"C’est la même chose tous les ans, on nous appelle soit pour les prix du pain, soit pour les fermetures". Au téléphone, l’employé de la Confédération Nationale de la Boulangerie-Patisserie en rirait presque. Sauf que cette année, la situation à Paris est un peu différente des étés précédents : la loi de simplification a fait tomber une obligation historique, datant de 1790, qui obligeait les boulangers français à déclarer leurs congés en préfecture. L’objectif était simple : éviter la pénurie de baguettes dans la capitale.
Un changement de régime qui a affolé les médias britanniques : il serait désormais pratiquement impossible de trouver une bonne baguette à Paris. Des craintes, semble-t-il, un tantinet exagérées par rapport à la réalité.
Des queues devant les boulangeries ? Le 7 et 8 août, plusieurs titres britanniques publient des articles au ton alarmiste. "La France craint une pénurie de pains après que les boulangers ont été autorisés à partir en vacances", titre le Télégraph. "Pourquoi trouver une baguette à Paris sera difficile", lui emboîte The Local. "L’odeur de la baguette flottant dans les rues fait partie intégrante de la vie parisienne. Mais les habitants doivent affronter un vrai cauchemar cet été : une pénurie de pains", écrit carrément le Daily Mail.
Certains n’hésitant pas à illustrer leur article avec des photos de Parisiens faisant la queue devant une boulangerie. Mais, côté déontologie, ce n’est pas vraiment ça, comme l’a repéré Buzzfeed. La photo choisie par le Telegraph date de 2012 et montre en réalité la boulangerie de Sébastien Mauvieux, deux jours après qu’il a remporté le prix de la Meilleure Baguette de Paris.

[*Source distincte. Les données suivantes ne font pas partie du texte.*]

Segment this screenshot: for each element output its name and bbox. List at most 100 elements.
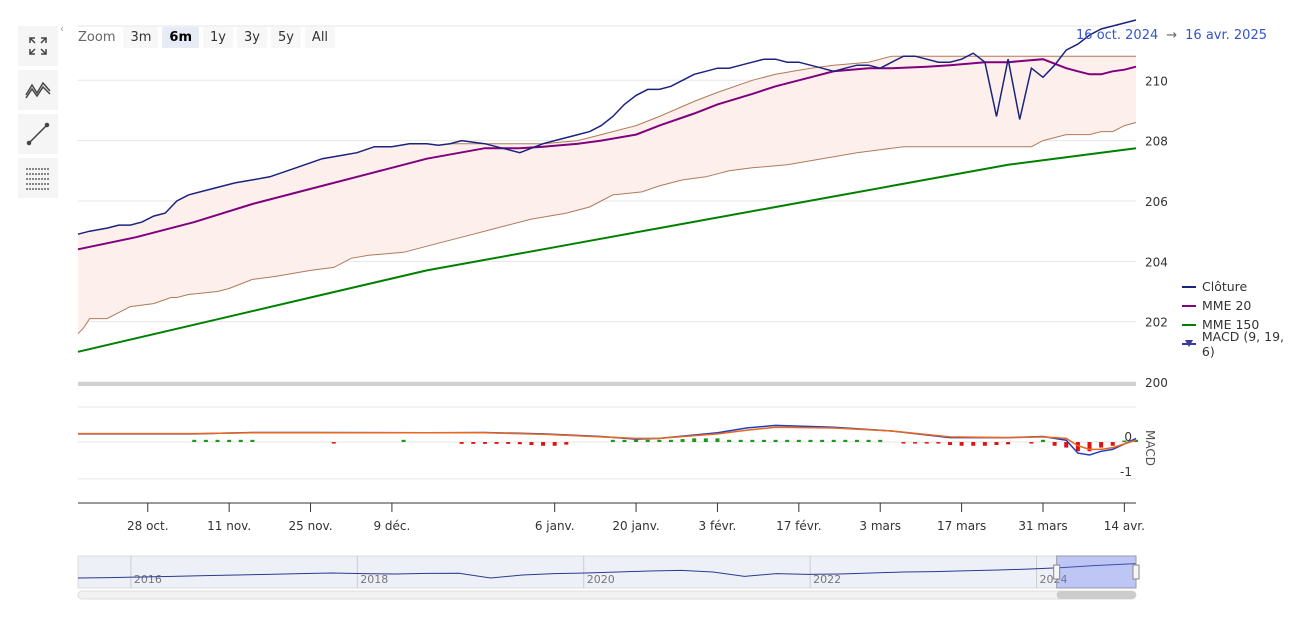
macd-histogram-bar [1087,442,1092,452]
macd-histogram-bar [971,442,976,446]
macd-histogram-bar [692,438,697,443]
band-lower-line [77,122,1137,335]
macd-histogram-bar [1064,442,1069,448]
macd-histogram-bar [773,439,778,443]
fullscreen-button[interactable] [18,26,58,66]
zoom-3m-button[interactable]: 3m [123,26,159,48]
navigator-handle [1053,564,1061,580]
macd-histogram-bar [622,439,627,443]
legend-label: Clôture [1202,279,1248,294]
macd-histogram-bar [1099,442,1104,448]
navigator[interactable]: 20162018202020222024 [77,555,1140,600]
x-tick-label: 28 oct. [127,519,169,533]
legend-swatch [1182,323,1196,326]
macd-histogram-bar [913,442,918,444]
x-tick-label: 3 févr. [699,519,737,533]
draw-line-button[interactable] [18,114,58,154]
band-fill [78,56,1136,334]
navigator-year-label: 2022 [813,573,841,586]
macd-histogram-bar [482,442,487,444]
legend-item-macd[interactable]: MACD (9, 19, 6) [1182,329,1300,359]
macd-histogram-bar [203,439,208,443]
macd-histogram-bar [250,439,255,443]
x-tick-label: 17 mars [937,519,986,533]
macd-histogram-bar [796,439,801,443]
macd-histogram-bar [1052,442,1057,446]
legend-item-mme20[interactable]: MME 20 [1182,296,1300,315]
x-tick-label: 3 mars [859,519,901,533]
navigator-year-label: 2020 [587,573,615,586]
macd-histogram-bar [634,439,639,443]
main-plot [77,19,1137,353]
y-tick-label: 204 [1145,255,1168,269]
macd-histogram-bar [541,442,546,446]
y-tick-label: 206 [1145,195,1168,209]
range-to-input[interactable]: 16 avr. 2025 [1185,28,1267,43]
zoom-5y-button[interactable]: 5y [270,26,301,48]
macd-histogram-bar [668,439,673,443]
macd-histogram-bar [331,442,336,444]
macd-histogram-bar [215,439,220,443]
range-arrow: → [1166,28,1178,43]
table-button[interactable] [18,158,58,198]
band-upper-line [450,55,1136,145]
panel-separator[interactable] [78,382,1136,386]
series-mme150-line [77,147,1137,353]
macd-histogram-bar [1075,442,1080,452]
fullscreen-icon [29,37,47,55]
macd-histogram-bar [529,442,534,445]
range-from-input[interactable]: 16 oct. 2024 [1076,28,1159,43]
macd-histogram-bar [808,439,813,443]
x-tick-label: 9 déc. [373,519,410,533]
y-axis-ticks: 200 202 204 206 208 210 [1145,74,1168,390]
x-tick-label: 14 avr. [1104,519,1145,533]
series-signal-line [78,426,1137,451]
navigator-year-label: 2018 [360,573,388,586]
legend-label: MME 20 [1202,298,1252,313]
macd-histogram-bar [878,439,883,443]
macd-histogram-bar [610,439,615,443]
macd-histogram-bar [854,439,859,443]
macd-histogram-bar [657,439,662,443]
macd-histogram-bar [494,442,499,444]
macd-panel: 0 -1 MACD [78,406,1157,480]
y-tick-label: 200 [1145,376,1168,390]
macd-histogram-bar [471,442,476,444]
macd-histogram-bar [1110,442,1115,446]
table-icon [26,168,50,190]
series-close-line [77,19,1137,235]
macd-histogram-bar [227,439,232,443]
macd-histogram-bar [506,442,511,444]
zoom-1y-button[interactable]: 1y [203,26,233,48]
macd-histogram-bar [1122,440,1127,443]
draw-line-icon [26,122,50,146]
macd-histogram-bar [866,439,871,443]
series-macd-line [78,424,1137,456]
zoom-3y-button[interactable]: 3y [236,26,267,48]
macd-histogram-bar [924,442,929,444]
x-tick-label: 20 janv. [612,519,659,533]
macd-histogram-bar [727,439,732,443]
macd-histogram-bar [831,439,836,443]
legend-label: MACD (9, 19, 6) [1201,328,1284,359]
indicators-button[interactable] [18,70,58,110]
macd-histogram-bar [947,442,952,445]
legend-label: MME 150 [1202,317,1260,332]
date-range: 16 oct. 2024 → 16 avr. 2025 [1076,28,1267,43]
collapse-toolbar-icon[interactable]: ‹ [60,24,64,35]
navigator-year-label: 2016 [134,573,162,586]
legend-item-mme150[interactable]: MME 150 [1182,315,1300,334]
navigator-scrollbar-thumb [1056,591,1136,599]
macd-histogram-bar [564,442,569,445]
macd-histogram-bar [238,439,243,443]
zoom-6m-button[interactable]: 6m [162,26,200,48]
legend-swatch [1182,339,1196,347]
legend-item-close[interactable]: Clôture [1182,277,1300,296]
macd-histogram-bar [738,439,743,443]
macd-histogram-bar [843,439,848,443]
zoom-all-button[interactable]: All [304,26,336,48]
macd-histogram-bar [715,438,720,443]
macd-histogram-bar [459,442,464,444]
macd-histogram-bar [552,442,557,446]
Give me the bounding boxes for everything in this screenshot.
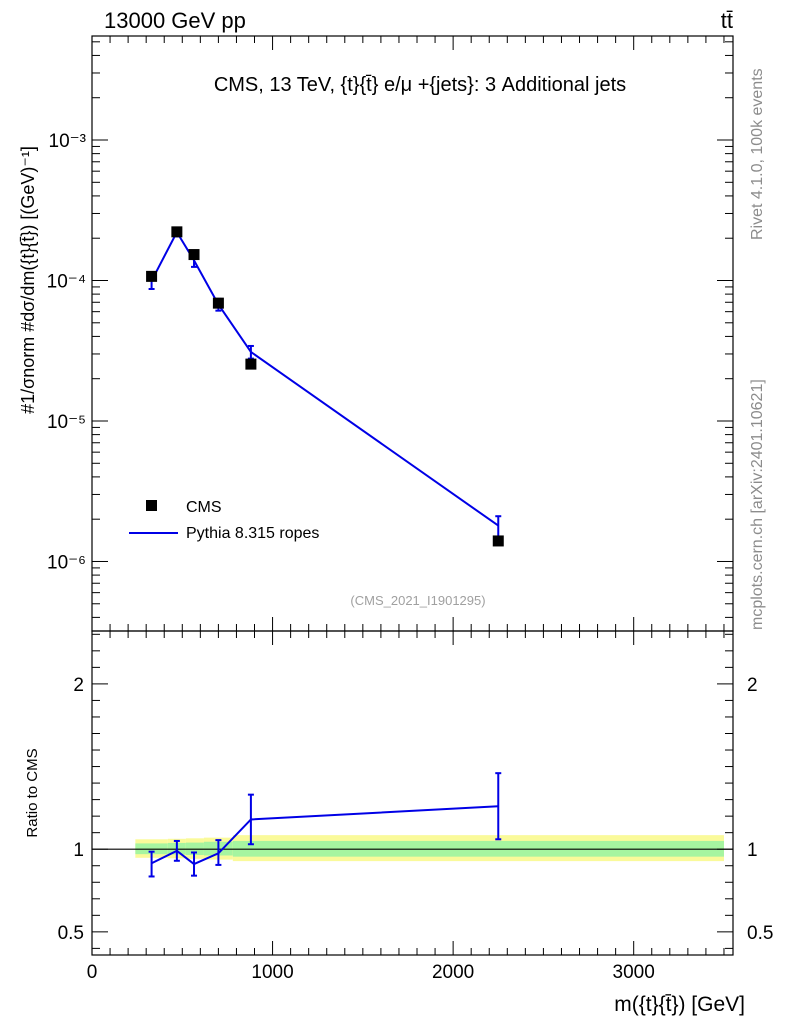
ratio-ytick-labels: 0.5 0.5 1 1 2 2 [58, 675, 774, 944]
header-left: 13000 GeV pp [104, 8, 246, 33]
ratio-panel-frame [91, 630, 734, 956]
top-y-axis-label: #1/σnorm #dσ/dm({t}{t̄}) [(GeV)⁻¹] [18, 146, 38, 414]
top-ytick-label: 10⁻⁵ [47, 412, 86, 433]
x-tick-label: 3000 [613, 962, 655, 983]
top-ticks [91, 36, 733, 631]
x-tick-labels: 0 1000 2000 3000 [87, 962, 655, 983]
cms-data-point [245, 358, 257, 370]
ratio-mc-line [151, 805, 499, 866]
ratio-ytick-label-left: 2 [73, 675, 84, 696]
ratio-ytick-label-right: 0.5 [747, 923, 773, 944]
cms-data-point [171, 226, 183, 238]
ratio-ytick-label-right: 1 [747, 840, 758, 861]
ratio-ytick-label-left: 0.5 [58, 923, 84, 944]
ratio-y-axis-label: Ratio to CMS [24, 748, 41, 837]
top-series [146, 226, 504, 547]
x-tick-label: 0 [87, 962, 98, 983]
ratio-band [135, 835, 724, 862]
legend-cms-label: CMS [186, 499, 222, 516]
ratio-ytick-label-left: 1 [73, 840, 84, 861]
top-ytick-label: 10⁻³ [49, 131, 87, 152]
legend: CMS Pythia 8.315 ropes [129, 499, 319, 542]
mc-line [150, 230, 499, 527]
top-ytick-label: 10⁻⁴ [47, 272, 86, 293]
ratio-panel: 0.5 0.5 1 1 2 2 0 1000 2000 3000 Ratio to CMS m(… [24, 630, 774, 1016]
ratio-ytick-label-right: 2 [747, 675, 758, 696]
top-ytick-label: 10⁻⁶ [47, 552, 86, 573]
plot-title: CMS, 13 TeV, {t}{t̄} e/μ +{jets}: 3 Addi… [214, 74, 626, 96]
analysis-watermark: (CMS_2021_I1901295) [350, 593, 485, 608]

"Beaucoup ne sont même pas au courant du décret". Si l’iconographie laisse donc à désirer, qu’en est-il du fond de l’affaire ? A en croire, Dominique Anract, le président de la Chambre professionnelle des artisans boulangers de Paris, toute cette histoire est très exagérée. Il dénonce même "un coup médiatique qui ne nous arrange pas trop" et explique : "lorsque nous avons été mis au courant du décret, nous en avons informé les boulangers en leur disant que l’on comptait sur leur professionnalisme pour cet été".
"Il n’y a pas plus de pénurie cette année que les autres années", dit-il encore, "les boulangers s’arrangent entre eux, il y a un doublage et pour tout vous dire, certains ne sont même pas au courant du changement de régime et ont gardé leurs habitudes en restant dans leur groupe, soit juillet soit août".
Le week-end du 15 août, décisif. Reste que cette année, il n’y a aucun chiffre pour étayer cette absence de pénurie puisque les boulangers ne sont plus tenus de déposer leurs dates de congés. Et si la Chambre professionnelle des Boulangers n’a encore reçu aucune plainte de particuliers, il reste un passage plus difficile à négocier : le week-end du 15 août. "C’est vrai que ce sera plus compliqué sur ce week-end", reconnaît Dominique Anract, "mais comme toutes les autres années et sur les 1.060 boulangeries que comptent la capitale, il en restera un bon paquet d’ouvert", promet-il, avant de prédire un très bon chiffre d’affaires à ces boulangeries.